About Me

I’m Xac Anon, and for me, music isn’t a dream or a career. It’s survival.

I never started creating to chase fame or numbers. I started because I didn’t know where else to put everything I was feeling. When life got quiet and the people I cared about began to fade, music became the only place I could breathe. It became a home for everything I couldn’t say out loud.

I’ve carried a lot in silence. Grief that lingered long after goodbye, guilt that never fully faded, and heartbreak that still echoes in the background. I don’t write about pain because I want to romanticize it. I write about it because it’s the only way I’ve ever known how to face it. Every track I make is a confession, a moment of honesty that I couldn’t express any other way.

My sound lives between lo-fi and emo rap. It’s dark, slow, and honest. It’s the kind of music that feels like the quiet hours of the night when the world stops moving, and you’re left alone with your thoughts. I don’t chase perfection in my work. I chase truth. The raw emotion, the imperfect takes, the moments where the voice cracks that’s where the real story is.

Growing up, I learned how easily everything can fall apart. I’ve lost friends, love, and pieces of myself that I’ll never get back. My releases Purgatory, Second Chance, and Darkness and Light aren’t just projects.
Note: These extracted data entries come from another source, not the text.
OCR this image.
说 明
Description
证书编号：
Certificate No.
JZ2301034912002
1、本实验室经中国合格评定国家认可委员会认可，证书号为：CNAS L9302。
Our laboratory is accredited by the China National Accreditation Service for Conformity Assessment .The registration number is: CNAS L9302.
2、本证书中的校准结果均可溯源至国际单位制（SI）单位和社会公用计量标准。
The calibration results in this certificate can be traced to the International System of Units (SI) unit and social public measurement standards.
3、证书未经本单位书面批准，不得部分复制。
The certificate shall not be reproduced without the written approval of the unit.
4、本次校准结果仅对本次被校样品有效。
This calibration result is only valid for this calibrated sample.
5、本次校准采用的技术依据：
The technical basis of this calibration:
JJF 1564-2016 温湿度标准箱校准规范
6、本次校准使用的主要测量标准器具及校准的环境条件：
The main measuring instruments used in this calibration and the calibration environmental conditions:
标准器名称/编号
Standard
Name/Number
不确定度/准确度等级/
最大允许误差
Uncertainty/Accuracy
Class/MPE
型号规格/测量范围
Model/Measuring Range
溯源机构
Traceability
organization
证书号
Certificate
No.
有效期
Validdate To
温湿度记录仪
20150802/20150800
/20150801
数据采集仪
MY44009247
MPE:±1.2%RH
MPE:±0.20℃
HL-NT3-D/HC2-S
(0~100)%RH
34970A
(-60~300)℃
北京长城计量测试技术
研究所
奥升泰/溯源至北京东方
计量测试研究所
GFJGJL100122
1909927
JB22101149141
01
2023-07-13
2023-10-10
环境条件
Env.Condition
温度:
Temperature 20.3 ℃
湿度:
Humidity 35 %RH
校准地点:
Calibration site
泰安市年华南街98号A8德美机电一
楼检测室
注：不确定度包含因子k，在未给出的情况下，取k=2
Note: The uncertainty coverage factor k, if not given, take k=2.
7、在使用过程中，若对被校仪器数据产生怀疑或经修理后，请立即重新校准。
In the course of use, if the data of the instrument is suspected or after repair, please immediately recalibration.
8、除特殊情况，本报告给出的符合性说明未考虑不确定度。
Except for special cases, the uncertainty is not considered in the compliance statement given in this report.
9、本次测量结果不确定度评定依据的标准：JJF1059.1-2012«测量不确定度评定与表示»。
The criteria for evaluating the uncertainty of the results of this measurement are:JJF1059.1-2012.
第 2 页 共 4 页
They’re reflections of who I was when I had nothing left to hold onto. Each one captures a moment when I was trying to find meaning in the middle of collapse.

I’ve never wanted to be a celebrity. I’ve only ever wanted to be heard. I want someone to listen to my music and feel seen, to recognize a part of themselves in what I say. I write for the people who carry their pain quietly, for the ones who’ve been told to “move on” while still trying to remember how to live. My songs are for the broken, the forgotten, and the misunderstood.

Music has shown me that pain can create something beautiful. Even the darkest memories can grow into something meaningful when you give them a voice. I’m still learning, still healing, and still trying to make peace with who I am. Every track is another step forward, another chance to understand myself and leave something behind that might help someone else do the same.

When people hear my songs, I don’t want them to just hear me. I want them to feel themselves in the lyrics, in the atmosphere, in the silence between words. Because the truth is that none of us are ever really alone. We just get lost in the noise.

Xac Anon isn’t a brand or a stage name. It’s just me. A person trying to make sense of everything through sound. And if my music gives even one person a reason to keep going, or to believe that healing is still possible, then I’ve already found what I was searching for.